Radolfzell
Die Zukunft des Radofine ist offen
Radolfzell. Versprechungen wollte oder konnte Gesundheitsminister Manne Lucha bei seinem Besuch vergangenen Donnerstag im hebammengeführtenGesundheitszentrum Radofine in Radolfzell nicht machen, als unter anderem die Zukunft der Einrichtung zur Diskussion stand. »Ich kann nichts versprechen, möchte aber die Grundidee eines Geburtshauses im Auge behalten«, so Lucha. Ob das Radofine nun weiterhin finanzielle Unterstützung vom Land bekommt und sich langfristig zu einem Geburtshaus weiter entwickeln kann, bleibt vorerst offen.
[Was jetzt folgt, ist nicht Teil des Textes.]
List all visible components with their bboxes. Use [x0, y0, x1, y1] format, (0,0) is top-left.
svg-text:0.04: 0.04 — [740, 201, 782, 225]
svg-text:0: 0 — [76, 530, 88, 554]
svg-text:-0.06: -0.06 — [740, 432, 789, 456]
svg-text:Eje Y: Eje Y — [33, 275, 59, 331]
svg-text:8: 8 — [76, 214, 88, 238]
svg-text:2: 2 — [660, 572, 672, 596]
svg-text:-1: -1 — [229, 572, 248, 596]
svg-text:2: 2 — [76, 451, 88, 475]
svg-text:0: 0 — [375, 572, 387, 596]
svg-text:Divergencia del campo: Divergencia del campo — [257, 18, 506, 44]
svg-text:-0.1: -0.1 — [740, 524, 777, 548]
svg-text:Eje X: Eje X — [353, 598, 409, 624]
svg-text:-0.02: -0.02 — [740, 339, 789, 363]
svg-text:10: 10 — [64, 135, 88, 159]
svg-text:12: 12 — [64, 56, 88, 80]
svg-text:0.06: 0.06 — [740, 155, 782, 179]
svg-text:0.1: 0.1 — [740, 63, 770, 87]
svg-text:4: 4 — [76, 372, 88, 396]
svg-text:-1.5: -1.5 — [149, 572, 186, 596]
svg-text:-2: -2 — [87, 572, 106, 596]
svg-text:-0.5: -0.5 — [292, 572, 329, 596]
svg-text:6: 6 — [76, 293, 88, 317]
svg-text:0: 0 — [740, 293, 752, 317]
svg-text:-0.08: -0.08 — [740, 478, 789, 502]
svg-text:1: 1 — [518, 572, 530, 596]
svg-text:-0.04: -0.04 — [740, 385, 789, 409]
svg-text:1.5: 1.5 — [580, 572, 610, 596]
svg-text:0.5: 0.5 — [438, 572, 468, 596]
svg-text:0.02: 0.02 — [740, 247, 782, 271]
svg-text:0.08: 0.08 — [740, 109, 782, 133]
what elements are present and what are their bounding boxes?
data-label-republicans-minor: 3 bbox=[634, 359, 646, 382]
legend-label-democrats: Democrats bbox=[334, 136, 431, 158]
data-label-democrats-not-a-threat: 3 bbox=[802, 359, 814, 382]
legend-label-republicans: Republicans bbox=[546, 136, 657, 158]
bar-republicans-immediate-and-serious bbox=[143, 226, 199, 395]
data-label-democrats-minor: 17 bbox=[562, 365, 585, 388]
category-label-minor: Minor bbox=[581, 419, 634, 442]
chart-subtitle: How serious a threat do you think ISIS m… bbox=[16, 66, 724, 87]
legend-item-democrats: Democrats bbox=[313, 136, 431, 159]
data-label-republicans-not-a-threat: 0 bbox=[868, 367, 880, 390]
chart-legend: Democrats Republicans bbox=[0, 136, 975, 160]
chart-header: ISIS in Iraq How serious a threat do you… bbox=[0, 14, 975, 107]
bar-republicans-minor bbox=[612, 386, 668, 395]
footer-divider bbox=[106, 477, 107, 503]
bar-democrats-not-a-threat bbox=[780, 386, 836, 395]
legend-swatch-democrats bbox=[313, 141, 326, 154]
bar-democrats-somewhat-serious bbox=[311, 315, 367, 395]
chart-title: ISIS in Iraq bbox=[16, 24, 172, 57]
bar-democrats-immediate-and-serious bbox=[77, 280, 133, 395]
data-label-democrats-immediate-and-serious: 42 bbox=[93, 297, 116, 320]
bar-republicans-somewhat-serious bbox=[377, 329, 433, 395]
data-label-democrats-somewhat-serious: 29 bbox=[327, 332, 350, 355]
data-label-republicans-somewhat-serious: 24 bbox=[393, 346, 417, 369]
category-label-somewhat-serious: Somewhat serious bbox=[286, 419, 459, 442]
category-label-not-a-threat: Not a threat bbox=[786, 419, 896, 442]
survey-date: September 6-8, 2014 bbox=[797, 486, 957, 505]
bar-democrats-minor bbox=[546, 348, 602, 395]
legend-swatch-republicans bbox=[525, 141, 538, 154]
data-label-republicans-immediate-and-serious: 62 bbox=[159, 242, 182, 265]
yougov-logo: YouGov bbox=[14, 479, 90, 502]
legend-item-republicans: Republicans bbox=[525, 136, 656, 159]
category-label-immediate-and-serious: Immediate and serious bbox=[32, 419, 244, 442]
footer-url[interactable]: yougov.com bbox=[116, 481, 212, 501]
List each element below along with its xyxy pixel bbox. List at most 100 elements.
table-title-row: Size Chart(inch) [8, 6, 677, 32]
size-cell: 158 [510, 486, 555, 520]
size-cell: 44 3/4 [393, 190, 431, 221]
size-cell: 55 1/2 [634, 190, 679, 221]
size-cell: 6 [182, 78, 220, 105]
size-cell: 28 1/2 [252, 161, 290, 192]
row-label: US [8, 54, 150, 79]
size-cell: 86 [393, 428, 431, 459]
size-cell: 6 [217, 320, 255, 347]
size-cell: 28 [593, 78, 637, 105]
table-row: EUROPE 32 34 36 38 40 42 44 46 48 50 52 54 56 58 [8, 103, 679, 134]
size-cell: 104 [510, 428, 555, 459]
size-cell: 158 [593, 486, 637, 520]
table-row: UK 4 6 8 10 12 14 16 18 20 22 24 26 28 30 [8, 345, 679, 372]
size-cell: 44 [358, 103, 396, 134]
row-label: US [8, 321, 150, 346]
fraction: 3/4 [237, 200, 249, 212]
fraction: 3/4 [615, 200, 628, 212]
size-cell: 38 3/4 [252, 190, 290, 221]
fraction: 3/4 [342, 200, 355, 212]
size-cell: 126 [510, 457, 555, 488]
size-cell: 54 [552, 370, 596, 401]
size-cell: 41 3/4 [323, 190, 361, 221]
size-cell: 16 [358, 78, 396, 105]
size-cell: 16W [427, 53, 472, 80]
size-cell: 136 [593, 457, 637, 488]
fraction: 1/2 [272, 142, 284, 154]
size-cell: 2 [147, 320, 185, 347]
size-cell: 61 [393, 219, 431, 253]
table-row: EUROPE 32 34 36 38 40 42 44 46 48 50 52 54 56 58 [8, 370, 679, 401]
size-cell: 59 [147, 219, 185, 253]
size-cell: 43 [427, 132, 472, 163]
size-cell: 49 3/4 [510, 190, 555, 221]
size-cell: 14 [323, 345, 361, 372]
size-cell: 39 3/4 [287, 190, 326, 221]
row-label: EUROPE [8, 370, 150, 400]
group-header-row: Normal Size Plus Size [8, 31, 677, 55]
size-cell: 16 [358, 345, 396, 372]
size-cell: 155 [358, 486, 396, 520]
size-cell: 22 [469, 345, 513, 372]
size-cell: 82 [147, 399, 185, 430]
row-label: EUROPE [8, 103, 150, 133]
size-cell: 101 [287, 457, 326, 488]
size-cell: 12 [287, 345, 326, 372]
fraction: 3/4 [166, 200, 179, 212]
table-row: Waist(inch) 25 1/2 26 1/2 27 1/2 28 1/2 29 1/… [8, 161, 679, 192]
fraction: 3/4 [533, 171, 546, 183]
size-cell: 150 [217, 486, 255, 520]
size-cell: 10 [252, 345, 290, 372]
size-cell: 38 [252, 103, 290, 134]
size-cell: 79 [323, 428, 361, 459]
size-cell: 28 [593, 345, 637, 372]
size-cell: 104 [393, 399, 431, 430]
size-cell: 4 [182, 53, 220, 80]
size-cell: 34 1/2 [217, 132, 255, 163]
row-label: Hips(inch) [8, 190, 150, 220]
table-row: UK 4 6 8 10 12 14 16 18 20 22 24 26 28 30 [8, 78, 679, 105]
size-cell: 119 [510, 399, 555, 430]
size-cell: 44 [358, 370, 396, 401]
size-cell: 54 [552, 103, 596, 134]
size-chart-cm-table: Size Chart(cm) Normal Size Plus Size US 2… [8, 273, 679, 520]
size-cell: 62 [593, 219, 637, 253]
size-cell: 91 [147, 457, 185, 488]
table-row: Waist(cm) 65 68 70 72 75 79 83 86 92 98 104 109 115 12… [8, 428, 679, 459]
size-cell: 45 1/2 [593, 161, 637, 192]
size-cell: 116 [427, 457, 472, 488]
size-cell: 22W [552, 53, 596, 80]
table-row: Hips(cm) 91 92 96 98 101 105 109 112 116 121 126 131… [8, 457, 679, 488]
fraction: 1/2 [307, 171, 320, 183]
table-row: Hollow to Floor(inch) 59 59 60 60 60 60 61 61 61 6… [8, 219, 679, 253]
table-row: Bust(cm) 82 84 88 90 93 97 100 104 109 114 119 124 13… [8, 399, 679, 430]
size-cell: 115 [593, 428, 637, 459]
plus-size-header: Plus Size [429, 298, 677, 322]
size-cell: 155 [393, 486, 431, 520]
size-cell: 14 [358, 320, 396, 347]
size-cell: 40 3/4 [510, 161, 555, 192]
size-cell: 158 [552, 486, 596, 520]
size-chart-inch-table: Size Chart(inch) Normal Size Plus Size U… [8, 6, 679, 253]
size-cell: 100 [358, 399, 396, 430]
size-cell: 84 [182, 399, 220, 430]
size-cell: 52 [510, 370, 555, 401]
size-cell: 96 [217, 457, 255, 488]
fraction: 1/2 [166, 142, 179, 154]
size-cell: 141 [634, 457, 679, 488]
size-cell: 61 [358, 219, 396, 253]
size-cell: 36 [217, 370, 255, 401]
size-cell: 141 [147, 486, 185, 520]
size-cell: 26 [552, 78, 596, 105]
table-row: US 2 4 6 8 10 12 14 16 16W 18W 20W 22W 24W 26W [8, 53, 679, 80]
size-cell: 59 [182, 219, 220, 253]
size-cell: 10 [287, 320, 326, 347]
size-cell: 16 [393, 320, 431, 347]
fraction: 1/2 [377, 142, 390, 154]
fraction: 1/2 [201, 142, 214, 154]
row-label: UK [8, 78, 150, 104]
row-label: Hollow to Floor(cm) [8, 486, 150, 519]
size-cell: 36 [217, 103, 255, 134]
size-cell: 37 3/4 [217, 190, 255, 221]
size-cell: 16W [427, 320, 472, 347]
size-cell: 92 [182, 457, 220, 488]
Hingegen sprach sich Landrat Zeno Danner mit einem klaren „Nein“ gegen ein Geburtshaus aus: „In Absprache mit dem Gesundheitsverbund des Landkreises Konstanz könnten wir uns eher einen hebammengeführten Kreissaal vorstellen“, erklärte Danner. Er sieht in der Präsenz ärztlicher Betreuung ein wichtiges Argument für die Anbindung an einen Klinikbetrieb. Über eine mögliche Trägerschaft mit Finanzierung des Radofine durch den Landkreis soll noch beraten werden, da sieht der Landrat auch die übrigen Kreiskommunen in der Pflicht.
Wie groß das Defizit in der Hebammen-Versorgung im Landkreis Konstanz ist, machen die Engpässe deutlich, die aktuell durch Personalmangel in den Kreißsälen in Singen und Konstanz bestehen. Auch die Odyssee von Lisa Rinkenburger aus Stockach zeigte den Mangel auf. Die junge Mutter suchte - wie viele andere Schwangere - verzweifelt eine Hebamme. Fündig wurde sie schließlich nach über 20 Absagen bei Radofine, dem hebammengeleiteten Gesundheitszentrum in Radolfzell, das als Modellprojekt niedrigschwellig Unterstützung, Betreuung und Information vor und nach der Geburt anbietet.
„Es ist toll, dass es Radofine gibt und hoffentlich auch weiter geben wird«, lobte Lisa Rinkenburger. Sie hatte sich für eine außerklinische Entbindungen entschieden und brachte ihre Tochter Ylvi im Geburtshaus in Villingen zur Welt, da es im Landkreis Konstanz kein vergleichbares Angebot dafür gibt.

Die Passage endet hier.